I don't really look at Brazil (or Sovereigns at all, being a cash flow investor) myself, so I don't have a view on how corrupt or mismanaged it's markets might be. I do know there's been an awful lot of capital flowing into that country, the real is starting to move like a petrocurrency (esp so since 2005) and the nation is considering joining OPEC. So let the good times roll in Rio.

In any case, before investing in an ETF one of my initial screens is to check whether or not the fund is trading at a premium or discount to net asset value.

Why are we interested in this? Well, unlike vehicles such as Mutual Funds, ETFs raise money once, and then issue shares which trade on the stock market. The NAV is essentially the value of assets each share owns. A premium or demand to NAV reflects supply & demand considerations wrt the pool of shares available to purchase.

One of my screens (for the asset class I invest in, which is not Developing Nations) is to try to purchase shares at a discount to NAV. In this way, one is acquiring $1 worth of assets for less than $1 (trying to capture the so-called margin of safety but my rules are flexible across four main screens, so sometimes I'll violate that constraint) .

So looking at EWZ we can see it's trading essentially flat (a premium of 0.10%). Also, looking range of the NAV we see it's trading roughly in the middle (the 52 High / Low being $100.57-$50.85) so thats interesting.

I guess you've got to ask yourself what's driving Brazil's growth, and is it sustainable? But in terms of an ETF, you certainly won't have any problems with corruption - that's what you've hired the professional management for.

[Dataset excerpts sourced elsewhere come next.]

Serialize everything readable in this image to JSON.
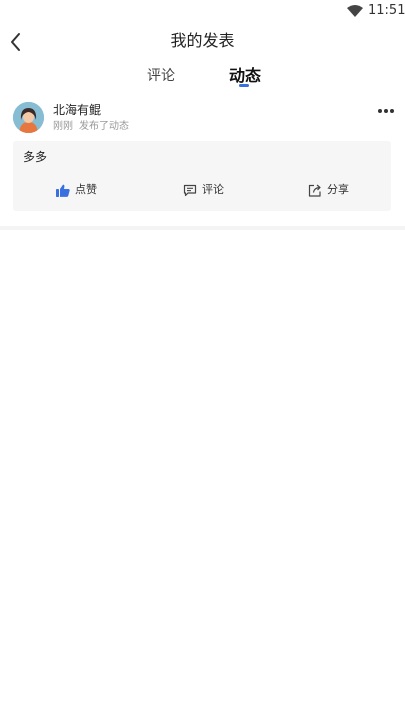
{
  "status_bar": {
    "time": "11:51",
    "wifi_icon": "wifi-icon"
  },
  "nav": {
    "back_icon": "chevron-left-icon",
    "title": "我的发表"
  },
  "tabs": [
    {
      "label": "评论",
      "active": false
    },
    {
      "label": "动态",
      "active": true
    }
  ],
  "post": {
    "author": "北海有鲲",
    "time": "刚刚",
    "action": "发布了动态",
    "content": "多多",
    "actions": {
      "like": {
        "label": "点赞",
        "icon": "thumbs-up-icon"
      },
      "comment": {
        "label": "评论",
        "icon": "comment-icon"
      },
      "share": {
        "label": "分享",
        "icon": "share-icon"
      }
    }
  },
  "colors": {
    "accent": "#3a6fe0",
    "card_bg": "#f6f6f7"
  }
}
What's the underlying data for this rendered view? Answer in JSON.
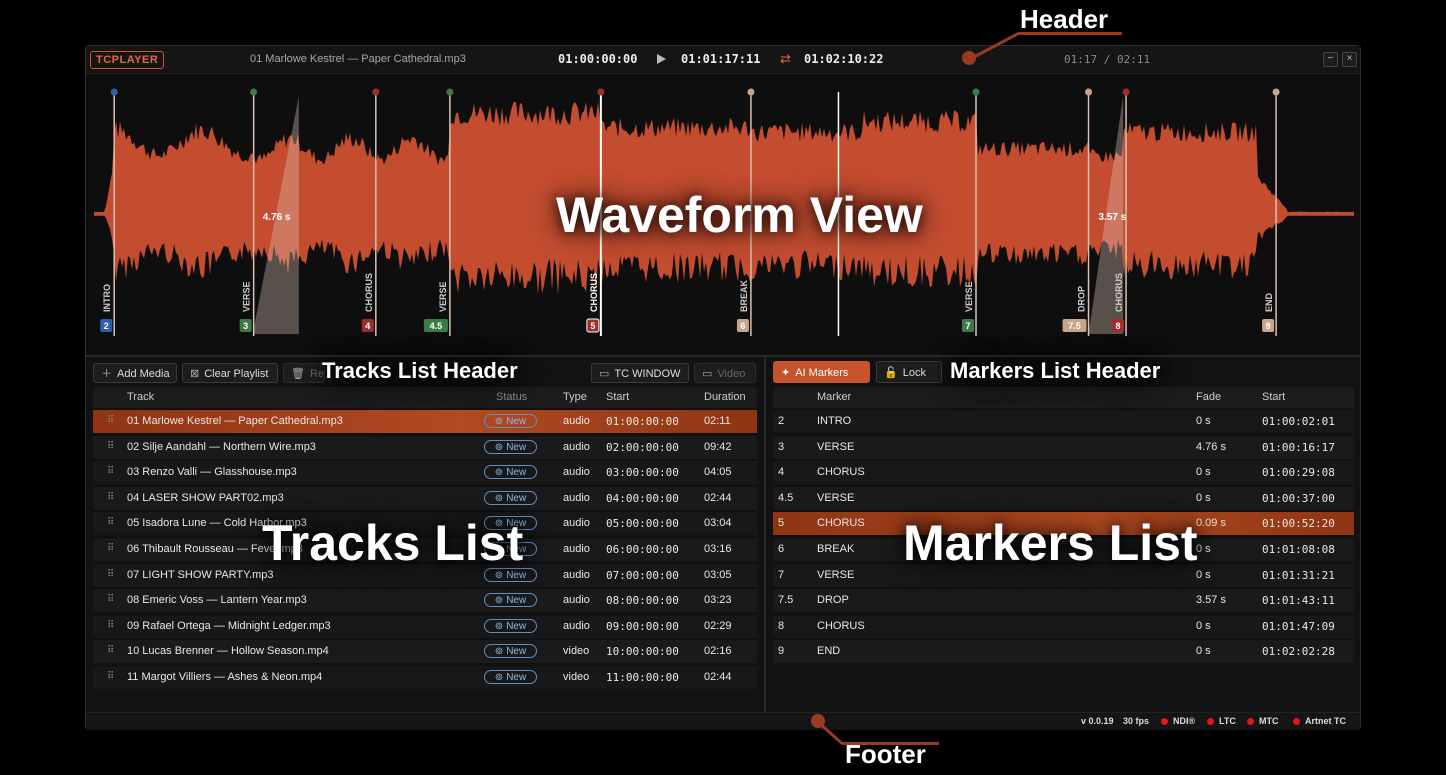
{
  "annotations": {
    "header": "Header",
    "waveform": "Waveform View",
    "tracks_header": "Tracks List Header",
    "markers_header": "Markers List Header",
    "tracks_list": "Tracks List",
    "markers_list": "Markers List",
    "footer": "Footer"
  },
  "header": {
    "logo": "TCPLAYER",
    "filename": "01 Marlowe Kestrel — Paper Cathedral.mp3",
    "tc_start": "01:00:00:00",
    "tc_current": "01:01:17:11",
    "tc_end": "01:02:10:22",
    "elapsed": "01:17 / 02:11",
    "minimize": "−",
    "close": "×",
    "icons": {
      "play": "play-icon",
      "loop": "loop-icon"
    }
  },
  "waveform": {
    "color": "#c44d30",
    "duration_s": 131,
    "fades": [
      {
        "label": "4.76 s",
        "start_s": 16.5,
        "end_s": 21.3,
        "marker": "3"
      },
      {
        "label": "3.57 s",
        "start_s": 103.4,
        "end_s": 107.0,
        "marker": "7.5"
      }
    ],
    "markers": [
      {
        "num": "2",
        "label": "INTRO",
        "time_s": 2.1,
        "color": "#2f5fa8"
      },
      {
        "num": "3",
        "label": "VERSE",
        "time_s": 16.6,
        "color": "#3d7a45"
      },
      {
        "num": "4",
        "label": "CHORUS",
        "time_s": 29.3,
        "color": "#9e2e2e"
      },
      {
        "num": "4.5",
        "label": "VERSE",
        "time_s": 37.0,
        "color": "#3d7a45"
      },
      {
        "num": "5",
        "label": "CHORUS",
        "time_s": 52.7,
        "color": "#9e2e2e",
        "selected": true
      },
      {
        "num": "6",
        "label": "BREAK",
        "time_s": 68.3,
        "color": "#c8a48a"
      },
      {
        "num": "7",
        "label": "VERSE",
        "time_s": 91.7,
        "color": "#3d7a45"
      },
      {
        "num": "7.5",
        "label": "DROP",
        "time_s": 103.4,
        "color": "#c8a48a"
      },
      {
        "num": "8",
        "label": "CHORUS",
        "time_s": 107.3,
        "color": "#9e2e2e"
      },
      {
        "num": "9",
        "label": "END",
        "time_s": 122.9,
        "color": "#c8a48a"
      }
    ],
    "playhead_s": 77.4
  },
  "tracks_toolbar": {
    "add_media": "Add Media",
    "clear_playlist": "Clear Playlist",
    "remove": "Rem",
    "tc_window": "TC WINDOW",
    "video": "Video"
  },
  "tracks": {
    "columns": [
      "Track",
      "Status",
      "Type",
      "Start",
      "Duration"
    ],
    "rows": [
      {
        "name": "01 Marlowe Kestrel — Paper Cathedral.mp3",
        "status": "New",
        "type": "audio",
        "start": "01:00:00:00",
        "duration": "02:11",
        "selected": true
      },
      {
        "name": "02 Silje Aandahl — Northern Wire.mp3",
        "status": "New",
        "type": "audio",
        "start": "02:00:00:00",
        "duration": "09:42"
      },
      {
        "name": "03 Renzo Valli — Glasshouse.mp3",
        "status": "New",
        "type": "audio",
        "start": "03:00:00:00",
        "duration": "04:05"
      },
      {
        "name": "04 LASER SHOW PART02.mp3",
        "status": "New",
        "type": "audio",
        "start": "04:00:00:00",
        "duration": "02:44"
      },
      {
        "name": "05 Isadora Lune — Cold Harbor.mp3",
        "status": "New",
        "type": "audio",
        "start": "05:00:00:00",
        "duration": "03:04"
      },
      {
        "name": "06 Thibault Rousseau — Fever.mp3",
        "status": "New",
        "type": "audio",
        "start": "06:00:00:00",
        "duration": "03:16"
      },
      {
        "name": "07 LIGHT SHOW PARTY.mp3",
        "status": "New",
        "type": "audio",
        "start": "07:00:00:00",
        "duration": "03:05"
      },
      {
        "name": "08 Emeric Voss — Lantern Year.mp3",
        "status": "New",
        "type": "audio",
        "start": "08:00:00:00",
        "duration": "03:23"
      },
      {
        "name": "09 Rafael Ortega — Midnight Ledger.mp3",
        "status": "New",
        "type": "audio",
        "start": "09:00:00:00",
        "duration": "02:29"
      },
      {
        "name": "10 Lucas Brenner — Hollow Season.mp4",
        "status": "New",
        "type": "video",
        "start": "10:00:00:00",
        "duration": "02:16"
      },
      {
        "name": "11 Margot Villiers — Ashes & Neon.mp4",
        "status": "New",
        "type": "video",
        "start": "11:00:00:00",
        "duration": "02:44"
      }
    ]
  },
  "markers_toolbar": {
    "ai_markers": "AI Markers",
    "lock": "Lock"
  },
  "markers": {
    "columns": [
      "Marker",
      "Fade",
      "Start"
    ],
    "rows": [
      {
        "num": "2",
        "name": "INTRO",
        "fade": "0 s",
        "start": "01:00:02:01"
      },
      {
        "num": "3",
        "name": "VERSE",
        "fade": "4.76 s",
        "start": "01:00:16:17"
      },
      {
        "num": "4",
        "name": "CHORUS",
        "fade": "0 s",
        "start": "01:00:29:08"
      },
      {
        "num": "4.5",
        "name": "VERSE",
        "fade": "0 s",
        "start": "01:00:37:00"
      },
      {
        "num": "5",
        "name": "CHORUS",
        "fade": "0.09 s",
        "start": "01:00:52:20",
        "selected": true
      },
      {
        "num": "6",
        "name": "BREAK",
        "fade": "0 s",
        "start": "01:01:08:08"
      },
      {
        "num": "7",
        "name": "VERSE",
        "fade": "0 s",
        "start": "01:01:31:21"
      },
      {
        "num": "7.5",
        "name": "DROP",
        "fade": "3.57 s",
        "start": "01:01:43:11"
      },
      {
        "num": "8",
        "name": "CHORUS",
        "fade": "0 s",
        "start": "01:01:47:09"
      },
      {
        "num": "9",
        "name": "END",
        "fade": "0 s",
        "start": "01:02:02:28"
      }
    ]
  },
  "footer": {
    "version": "v 0.0.19",
    "fps": "30 fps",
    "outputs": [
      "NDI®",
      "LTC",
      "MTC",
      "Artnet TC"
    ],
    "status_color": "#e0181b"
  }
}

"Don't you get rich when you find a stock that consistently lags another?"

Well, there are sorta two answers to that question.

I was working for a bank when we undertook that analysis, so directly benefiting from such research isn't possible. But the firm? Of course the firm benefits. But now that I'm no longer working for a bank I can use any discrepancies I identify for my own purposes.

I did that analysis perhaps eight years ago, and suspect that pricing discrepancy has long disappeared. The Efficient Markets Hypothesis tells us this tends to happen when someone identifies such market opps. You've got lots of people all looking at the same markets and the same instruments, and its very, very rare that someone finds something overlooked by everyone else. At best you can only hope that this opp can be profitably exploited before its priced away.

That being said, one of the things I find most interesting are pricing anomalies in the stock market that persist even after being discovered. I did an FPP recently that inventoried equity market pricing discrepancies that have long persisted in spite of being well known.

Some - for example, The January Effect - are almost household names, they're so well known. But even so they persist, sometimes hundreds of years after discovery. They also cut across national and cultural boundaries. Very, very curious.